Die bereits zum Testanfang von mir montierte HOPE Tech 3 E4 Scheibenbremse mit ihren aus dem Vollen gefrästen Vierkolben-Bremssattel war nicht nur optisch ein sehr gelungenes Upgrade des Testbikes. Vom über eine Walze angesteuerten Geberzylinder, über die vielfältigen, werkzeugfreien Einstellmöglichkeiten (Hebelweg und Druckpunkt) bis hin zu dem griffigen  Alu-Bremshebel war die Bremse einfach nur klasse. Auch die HOPE Bremsscheiben mit ihrer farbig eloxierten Alu-Spider war auf langen Abfahrten ein echter Bonus.

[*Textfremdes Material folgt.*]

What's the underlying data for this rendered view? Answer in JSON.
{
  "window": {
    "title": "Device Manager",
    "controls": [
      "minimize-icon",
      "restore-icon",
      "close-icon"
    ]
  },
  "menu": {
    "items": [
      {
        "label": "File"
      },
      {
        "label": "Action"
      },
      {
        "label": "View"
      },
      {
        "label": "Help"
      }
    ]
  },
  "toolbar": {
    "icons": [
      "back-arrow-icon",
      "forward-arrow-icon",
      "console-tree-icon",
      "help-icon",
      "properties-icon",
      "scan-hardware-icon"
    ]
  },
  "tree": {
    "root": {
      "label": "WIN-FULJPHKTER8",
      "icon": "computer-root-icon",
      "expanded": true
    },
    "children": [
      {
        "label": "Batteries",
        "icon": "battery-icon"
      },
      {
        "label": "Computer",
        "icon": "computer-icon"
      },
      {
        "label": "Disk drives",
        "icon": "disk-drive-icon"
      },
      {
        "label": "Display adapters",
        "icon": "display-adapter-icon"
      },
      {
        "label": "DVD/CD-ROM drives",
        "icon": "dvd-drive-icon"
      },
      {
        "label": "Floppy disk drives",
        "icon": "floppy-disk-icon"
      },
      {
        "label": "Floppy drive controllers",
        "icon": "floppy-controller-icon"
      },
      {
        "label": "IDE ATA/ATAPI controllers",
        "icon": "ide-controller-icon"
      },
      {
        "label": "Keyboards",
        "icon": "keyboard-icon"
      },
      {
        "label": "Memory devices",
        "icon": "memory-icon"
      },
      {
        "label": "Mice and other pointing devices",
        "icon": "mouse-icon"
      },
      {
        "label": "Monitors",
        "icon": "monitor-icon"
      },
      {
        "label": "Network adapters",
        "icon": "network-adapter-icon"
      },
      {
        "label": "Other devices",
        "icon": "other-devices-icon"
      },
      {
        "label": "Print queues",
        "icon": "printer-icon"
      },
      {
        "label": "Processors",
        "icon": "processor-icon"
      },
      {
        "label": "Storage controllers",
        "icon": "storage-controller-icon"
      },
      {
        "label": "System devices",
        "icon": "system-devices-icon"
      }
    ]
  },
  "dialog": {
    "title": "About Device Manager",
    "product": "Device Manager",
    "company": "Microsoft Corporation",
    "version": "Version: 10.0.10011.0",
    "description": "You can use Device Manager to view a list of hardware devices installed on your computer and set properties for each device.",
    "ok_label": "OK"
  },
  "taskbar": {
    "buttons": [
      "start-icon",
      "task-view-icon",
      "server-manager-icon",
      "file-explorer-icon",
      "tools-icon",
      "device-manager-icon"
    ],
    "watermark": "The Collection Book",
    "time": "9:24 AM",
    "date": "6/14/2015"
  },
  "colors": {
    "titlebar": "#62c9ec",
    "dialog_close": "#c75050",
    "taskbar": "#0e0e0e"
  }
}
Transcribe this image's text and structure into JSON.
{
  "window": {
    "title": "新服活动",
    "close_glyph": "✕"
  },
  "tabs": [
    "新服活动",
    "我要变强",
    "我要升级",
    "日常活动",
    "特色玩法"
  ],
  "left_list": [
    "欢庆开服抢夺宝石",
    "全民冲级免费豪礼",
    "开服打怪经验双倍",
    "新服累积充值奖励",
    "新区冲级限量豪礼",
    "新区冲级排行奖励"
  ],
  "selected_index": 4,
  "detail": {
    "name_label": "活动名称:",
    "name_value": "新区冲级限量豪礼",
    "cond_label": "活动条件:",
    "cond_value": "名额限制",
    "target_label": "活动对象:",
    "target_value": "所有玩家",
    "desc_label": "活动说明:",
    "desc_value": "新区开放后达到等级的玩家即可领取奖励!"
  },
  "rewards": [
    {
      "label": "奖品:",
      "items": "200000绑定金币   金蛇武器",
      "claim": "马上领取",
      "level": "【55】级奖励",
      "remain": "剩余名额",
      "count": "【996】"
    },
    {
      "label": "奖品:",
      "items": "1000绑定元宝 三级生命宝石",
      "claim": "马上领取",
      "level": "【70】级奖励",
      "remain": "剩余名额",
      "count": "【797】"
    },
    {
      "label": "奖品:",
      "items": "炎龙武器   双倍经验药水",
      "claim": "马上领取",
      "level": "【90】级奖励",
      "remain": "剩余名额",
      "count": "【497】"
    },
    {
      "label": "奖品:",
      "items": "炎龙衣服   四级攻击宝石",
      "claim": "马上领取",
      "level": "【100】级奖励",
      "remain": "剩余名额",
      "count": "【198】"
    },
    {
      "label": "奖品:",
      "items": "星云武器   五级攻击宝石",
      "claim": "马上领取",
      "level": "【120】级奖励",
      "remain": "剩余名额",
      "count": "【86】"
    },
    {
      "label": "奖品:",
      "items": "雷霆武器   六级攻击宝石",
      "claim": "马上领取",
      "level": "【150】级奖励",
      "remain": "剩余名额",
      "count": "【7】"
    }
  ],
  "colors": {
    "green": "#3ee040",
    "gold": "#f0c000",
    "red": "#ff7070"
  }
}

Durch die Zweiteilung in Spider und Stahl-Reibfläche konnte sich der Rotor bei Hitze Ausdehnen und Zusammenziehen, ohne dass sich die Scheibe dadurch zu verformen.Natürlich hat die HOPE Bremse ihren Preis – wenn man aber bedenkt, welch ein Aufwand betrieben wird um die Bremse in UK herzustellen und welche Bremskraft und Standhaftigkeit man dafür bekommt, finde ich die Anschaffungskosten von 209.- Euro (ohne Scheiben) aber vertretbar. Außerdem gibt es das gute Stück ja auch in vielen verschiedenen Farben – Rot, Schwarz, Blau, Lila, Orange – was das Bike optisch zusätzlich aufwertet.

 

Die ebenfalls CNC gefräste und eloxierte HOPE Kurbel und den sehr schön gefertigten HOPE Vorbau gibt es natürlich auch wieder farblich passend. Für die Montage der Kurve wird allerdings wird ein spezielles Werkzeug benötigt, das Gott sei Dank auch gleich mitgeliefert wird. Durch den spielfreien Sitz auf der 30 mm Alu-Achse  gehören Knackgeräusche in der Kurbel der Vergangenheit an. Wie heute üblich hat man die Wahl zwischen Direct Mount Kettenblättern oder verschiedene Spider-Varianten (für 2- oder sogar 3-fach). Die Kurbel für Einbaubreiten von 68 bis 73 mm bzw. für 83 mm wird ohne Kettenblatt ausgeliefert. Sie liegt bei 275.- Euro. Die HOPE Direct Mount Retainer Kettenblätter gibt es von 26 Zähne bis 36 Zähne (Abstufung in Zweier-Schritten) für 75,96 Euro. Der HOPE AM/EN Vorbau kommt auf 110.- Euro.